A client's website (of 3000 pages) has recently seen 1.3 Million pages indexed.
We need to hunt for the reasons why and the fastest solution is actually to go through the access_log files in apache and determine where to GoogleBot is getting into (what is likely to be) an infinite loop caused by some bad coding... by the client's web developer.
Click into action goes Nemek and requests that the coders deliver a grep output from the log file as we have SSH access instead of him downloading the whole (huge) raw log file.
A 2010 post by Ian Lurie at Portent explains some excellent ways to use this data so I won't cover that here, but you can check it out on archive.org here. This post is a quick primer to show that you've got to have things set-up in the first place to have the data to work with.

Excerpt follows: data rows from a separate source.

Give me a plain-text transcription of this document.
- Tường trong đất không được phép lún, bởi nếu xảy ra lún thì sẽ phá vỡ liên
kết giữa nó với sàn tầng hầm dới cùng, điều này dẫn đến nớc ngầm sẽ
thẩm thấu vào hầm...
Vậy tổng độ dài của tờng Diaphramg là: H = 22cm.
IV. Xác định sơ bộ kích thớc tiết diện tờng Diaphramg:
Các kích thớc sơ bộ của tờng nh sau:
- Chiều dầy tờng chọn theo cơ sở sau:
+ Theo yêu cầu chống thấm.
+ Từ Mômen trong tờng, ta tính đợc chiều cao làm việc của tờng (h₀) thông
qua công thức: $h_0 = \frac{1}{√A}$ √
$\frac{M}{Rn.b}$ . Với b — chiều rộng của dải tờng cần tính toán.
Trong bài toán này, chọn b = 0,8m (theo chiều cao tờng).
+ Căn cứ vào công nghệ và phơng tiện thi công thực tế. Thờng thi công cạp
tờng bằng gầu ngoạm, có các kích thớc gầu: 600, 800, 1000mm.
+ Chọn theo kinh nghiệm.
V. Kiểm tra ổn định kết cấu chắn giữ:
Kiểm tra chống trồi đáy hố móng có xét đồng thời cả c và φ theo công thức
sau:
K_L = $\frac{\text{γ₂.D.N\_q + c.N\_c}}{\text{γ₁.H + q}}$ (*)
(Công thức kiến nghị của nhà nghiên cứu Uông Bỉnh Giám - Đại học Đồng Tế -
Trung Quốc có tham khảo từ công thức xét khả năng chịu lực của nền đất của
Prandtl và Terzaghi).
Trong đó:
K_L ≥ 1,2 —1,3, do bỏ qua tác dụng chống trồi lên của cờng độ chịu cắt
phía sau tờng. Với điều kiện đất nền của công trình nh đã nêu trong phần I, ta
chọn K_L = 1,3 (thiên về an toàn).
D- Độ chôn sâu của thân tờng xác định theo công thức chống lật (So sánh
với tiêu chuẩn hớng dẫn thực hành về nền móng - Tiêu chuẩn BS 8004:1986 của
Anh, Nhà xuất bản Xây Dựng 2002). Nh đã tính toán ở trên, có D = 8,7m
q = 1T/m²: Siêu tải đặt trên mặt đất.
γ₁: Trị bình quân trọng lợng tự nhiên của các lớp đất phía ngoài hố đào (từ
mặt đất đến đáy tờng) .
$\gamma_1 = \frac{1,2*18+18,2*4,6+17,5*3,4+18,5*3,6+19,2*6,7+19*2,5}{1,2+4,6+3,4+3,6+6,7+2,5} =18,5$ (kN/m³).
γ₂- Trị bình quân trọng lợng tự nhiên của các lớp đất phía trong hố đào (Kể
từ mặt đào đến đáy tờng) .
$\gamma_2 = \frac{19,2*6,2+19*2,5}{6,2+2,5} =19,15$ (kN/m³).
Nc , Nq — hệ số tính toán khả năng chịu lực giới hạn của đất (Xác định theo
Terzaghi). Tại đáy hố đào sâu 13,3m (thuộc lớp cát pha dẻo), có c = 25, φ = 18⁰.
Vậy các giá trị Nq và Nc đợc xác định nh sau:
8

It seems that when the server was set-up the log file format simply didn't include the referrer and user agent data.
The http.conf includes the standard directive for "combined" log data...
LogFormat "%h %l %u %t "%r" %>s %b "%{Referer}i" "%{User-Agent}i"" combined
... but it wasn't being used....
<VirtualHost *:80>
ServerName CLIENT.com.au
ServerAlias CLIENT.com.au
DocumentRoot CLIENT/htdocs
CustomLog CLIENT/logs/access_log common
ErrorLog CLIENT/logs/error_log
</VirtualHost>
First rotate the logs with this quick script all on one line in SSH - so the logs start afresh
gunzip access_log_archive.gz; cat access_log >> access_log_archive; echo -n > access_log; gzip access_log_archive;
Edit the vhosts.conf file to replace "common" with "combined" and then restart apache.
service httpd restart
Do you have any custom log formats for SEO? Add them in the comments below...
PS. And in the time it has taken to write this post Nemek has found the offending script spewing URLs at GoogleBot. I'm off to edit some offending PHP code.